I've come away feeling Bruin's peers are more along the lines of Lou Reed and Iggy Pop than any literary school, and this is certainly no slur. Rilke on Black is a short slam dance of a book that casts a rather long shadow, a small canvas with details that emerge long after you've finished the book.
Certainly this isn't mass market stuff. If you appreciate precise, focused prose in a deceptively tight plot with disturbing undertones left and right, however, give Rilke on Black a shot. I feel this is something of a find.
3 of 3 people found the following review helpful:
4.0 out of 5 stars
Excellent Early Bruen, 9 Feb 2008
By Tony Mastrogiorgio - Published on Amazon.com
This review is from: Rilke on Black (Five Star Paperback) (Paperback)
Raymond CHandler once said to an editor that cut a description, claiming that the reader didn't care about that sort of thing, that he was wrong. Atmosphere, observation and feeling were ALL the reader cared about. They just didn't know it.

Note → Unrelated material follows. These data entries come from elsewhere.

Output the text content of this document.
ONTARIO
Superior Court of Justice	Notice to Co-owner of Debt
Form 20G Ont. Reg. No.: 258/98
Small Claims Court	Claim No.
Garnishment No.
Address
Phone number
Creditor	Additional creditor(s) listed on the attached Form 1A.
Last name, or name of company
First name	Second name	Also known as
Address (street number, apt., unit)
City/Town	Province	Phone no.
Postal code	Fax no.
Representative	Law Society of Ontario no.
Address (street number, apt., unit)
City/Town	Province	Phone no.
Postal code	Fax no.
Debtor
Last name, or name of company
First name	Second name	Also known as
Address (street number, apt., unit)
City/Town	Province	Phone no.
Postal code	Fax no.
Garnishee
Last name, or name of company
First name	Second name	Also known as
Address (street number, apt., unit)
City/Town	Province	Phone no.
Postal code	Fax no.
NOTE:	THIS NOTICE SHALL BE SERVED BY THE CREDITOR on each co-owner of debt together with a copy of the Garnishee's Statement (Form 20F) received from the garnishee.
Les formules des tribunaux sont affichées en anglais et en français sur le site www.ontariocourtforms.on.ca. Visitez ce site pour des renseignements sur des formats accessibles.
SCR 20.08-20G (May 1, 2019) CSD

Which is something to keep in mind about Ken Bruen. Once in a while his plots can feel contrived (and sometimes they are great) but his sense of atmosphere - whether in London or Galway, always among hard men and tough women - never waivers. Rilke on Black is far superior to the similar Her Last Call to Louis McNiece. All Bruen's strengths are on display here. Characters are drawn effortless, with just a few strokes, and feel true to life.
It's great to see Inspector Brandt show up late in the novel, too. He's not yet the full blown creation that is Bruen's best achievement, but this book is a great sign of the things to come.
1 of 1 people found the following review helpful:
4.0 out of 5 stars
Good stuff, 25 July 2010
By Noirguy - Published on Amazon.com
This review is from: Rilke on Black (Five Star Paperback) (Paperback)
Bruen is someone who has such high regard right now I was curious to see what his early work was like and I love this little book. Simple, well told, hard boiled as all get out and with that distinctive Bruen voice. A really great fast read.